Le sit-in du Bloc patriotique étouffé hier à Kinshasa !

Le sit-in des forces politiques et sociales appelées « Bloc patriotique », prévu hier lundi 22 novembre, devant le siège national de la Commission électorale nationale indépendante (CENI) à Kinshasa, a été étouffé dans l’œuf par des éléments de la Police nationale congolaise (PNC), déployés de bonne heure de la matinée, devant presque tous les points d’accès à la commune de Gombe.

Ce qui s’est passé hier dans la capitale de la RD Congo, rappelle à quelques similitudes près, la manifestation publique de l’Union pour la démocratie et le progrès social (UDPS), actuel parti politique au pouvoir au sommet de l’Etat, réprimée dans des circonstances similaires en 2010, contre le régime du Président d’alors, Joseph Kabila.

Ce jour-là, feu Etienne Tshisekedi, alors leader charismatique de l’opposition, avait mobilisé des milliers de personnes dont des centaines de combattants et sympathisants de son parti, pour prendre d’assaut le siège de la CEI (Commission électorale indépendante), pour protester contre La désignation et l’installation subséquente, de l’équipe Daniel Ngoy Mulunda. Au-delà de la protestation qui paraissait comme un rituel de l’Udps, l’objectif de ce sit-in avait été, justement, d’empêcher le Bureau de la Centrale électorale de travailler.

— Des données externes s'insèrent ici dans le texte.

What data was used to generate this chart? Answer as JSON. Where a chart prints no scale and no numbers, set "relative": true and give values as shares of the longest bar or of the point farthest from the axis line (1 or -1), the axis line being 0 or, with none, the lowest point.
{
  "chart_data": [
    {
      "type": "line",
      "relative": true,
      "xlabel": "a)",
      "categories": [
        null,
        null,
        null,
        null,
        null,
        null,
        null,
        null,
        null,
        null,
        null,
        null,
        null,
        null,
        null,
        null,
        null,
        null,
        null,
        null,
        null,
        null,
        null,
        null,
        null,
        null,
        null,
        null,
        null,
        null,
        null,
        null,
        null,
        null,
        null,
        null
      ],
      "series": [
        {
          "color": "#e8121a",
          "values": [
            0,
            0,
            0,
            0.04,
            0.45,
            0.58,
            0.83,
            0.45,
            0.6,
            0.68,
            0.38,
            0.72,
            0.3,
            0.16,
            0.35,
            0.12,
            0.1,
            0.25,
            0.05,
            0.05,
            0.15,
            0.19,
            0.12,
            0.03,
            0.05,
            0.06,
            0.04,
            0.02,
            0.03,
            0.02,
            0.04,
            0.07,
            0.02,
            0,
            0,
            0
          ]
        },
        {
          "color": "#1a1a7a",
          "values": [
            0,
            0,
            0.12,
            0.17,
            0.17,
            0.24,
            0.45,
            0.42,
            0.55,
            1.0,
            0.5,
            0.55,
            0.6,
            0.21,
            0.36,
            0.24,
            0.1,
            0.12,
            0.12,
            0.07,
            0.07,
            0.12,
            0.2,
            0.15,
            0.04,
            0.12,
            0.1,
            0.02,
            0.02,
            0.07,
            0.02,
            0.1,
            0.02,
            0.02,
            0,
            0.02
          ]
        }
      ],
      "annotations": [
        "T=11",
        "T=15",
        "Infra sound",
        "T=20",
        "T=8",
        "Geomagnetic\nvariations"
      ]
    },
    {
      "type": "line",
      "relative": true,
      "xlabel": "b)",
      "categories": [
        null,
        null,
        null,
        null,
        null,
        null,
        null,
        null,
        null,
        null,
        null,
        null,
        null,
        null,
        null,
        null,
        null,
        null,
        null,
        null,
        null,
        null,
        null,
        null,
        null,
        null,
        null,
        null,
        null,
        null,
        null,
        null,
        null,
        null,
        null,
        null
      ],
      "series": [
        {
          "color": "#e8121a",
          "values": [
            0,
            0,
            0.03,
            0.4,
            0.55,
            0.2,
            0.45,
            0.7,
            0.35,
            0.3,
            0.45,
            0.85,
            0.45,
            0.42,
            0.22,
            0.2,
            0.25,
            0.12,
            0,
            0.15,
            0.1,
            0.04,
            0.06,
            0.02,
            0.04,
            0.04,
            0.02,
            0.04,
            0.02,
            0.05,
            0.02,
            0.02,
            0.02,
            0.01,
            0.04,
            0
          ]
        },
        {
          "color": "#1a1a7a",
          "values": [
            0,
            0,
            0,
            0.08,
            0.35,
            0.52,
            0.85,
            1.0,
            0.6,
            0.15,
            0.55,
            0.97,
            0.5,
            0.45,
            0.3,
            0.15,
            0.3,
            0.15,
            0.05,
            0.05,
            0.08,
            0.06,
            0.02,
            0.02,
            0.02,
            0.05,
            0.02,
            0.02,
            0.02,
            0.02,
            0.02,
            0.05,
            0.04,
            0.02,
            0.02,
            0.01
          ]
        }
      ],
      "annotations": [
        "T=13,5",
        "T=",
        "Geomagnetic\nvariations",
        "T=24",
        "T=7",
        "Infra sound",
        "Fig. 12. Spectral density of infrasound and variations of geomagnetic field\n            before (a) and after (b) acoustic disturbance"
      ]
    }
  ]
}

Vu sous ce prisme de l’histoire politique récente de la RD Congo, il n’y a donc rien de nouveau sous le soleil. Dès lors que le parti au pouvoir a été pendant des décennies, très abonné à des manifestations de rue, contre tous les régimes antérieurs, plus d’un analyste soutient que l’Udps devrait à son tour accepter de recevoir à son tour des coups de ses adversaires politiques actuels.

On rappelle qu’à l’époque, des militants de l’Udps, jusqu’auboutistes, devaient chaque jour braver le dispositif policier mis en place ; à l’époque par le colonel Célestin Kanyama, alors Commandant du district-Ouest de la Police de Kinshasa basé au camp-Lufungula.

Ce dernier effectuait quotidiennement des descentes sur le terrain, pour disperser à coup de bombes lacrymogènes, tout attroupement dans le périmètre immédiat du siège de la CEI où il n’y avait ni entrée ni sortie.

Même si in fine, les manifestants n’avaient eu gain de cause, il y a lieu de reconnaitre, cependant, que leur présence massive dans les entours du siège de l’administration électorale, avait provoqué un véritable retentissement, en ce qu’elle perturbait le fonctionnement administratif de tout le secteur du centre-ville attenant au Boulevard du 30-Juin. Car, chaque jour, les Ambassades des USA, de France, de  Belgique et du Portugal ou encore, le QG de la MONUC, assistaient à un jeu de jet de pierres des partisans de l’UDPS contre les tirs à balles blanches de la Police.

ET SI L’ON LAISSAIT LES MANIFESTANTS AGIR ?

La manif réprimée du Bloc patriotique d’hier lundi, laisse perplexe plus d’un observateur. Côté autorité urbaine, on brandit la décision du Gouverneur de la ville de Kinshasa Gentiny Ngobila, prise voici quelques mois, interdisant toute manifestation populaire en pleine commune de Gombe, déclarée zone neutre. Toutefois, l’interdiction d’un sit-in devant le bâtiment de la Ceni, faite aux forces politiques et sociales, charrie plusieurs questions. Entre autres, l’incidence de cette manifestation sur la donne actuelle de la CENI. Autrement dit, le sit-in aurait-il poussé le Président Félix Tshisekedi à rapporter son ordonnance portant investiture de l’équipe Kadima ?

Au cas où le sit-in n’aurait rien changé, pourquoi alors n’a-t-on pas laissé le bloc manifester en toute liberté son opinion ? C’est ici que certains analystes brandissent l’article 26 de la Constitution du 18 février 2006 en vigueur au pays. Les alinéas 1 et 2 de l’article sus-évoqué de la Constitution stipulent que «  La liberté de manifestation est garantie. Toute manifestation sur les voies publiques ou en plein air, impose aux organisateurs d’informer par écrit l’autorité administrative compétente.« 

Dès lors que la Constitution institue le régime d’information et non d’autorisation préalable, d’aucuns estiment qu’il n’y aurait plus de raisons d’interdire les manifestations de rue, à partir du moment où l’autorité urbaine est a été saisie en bonne et due forme. KANDOLO M.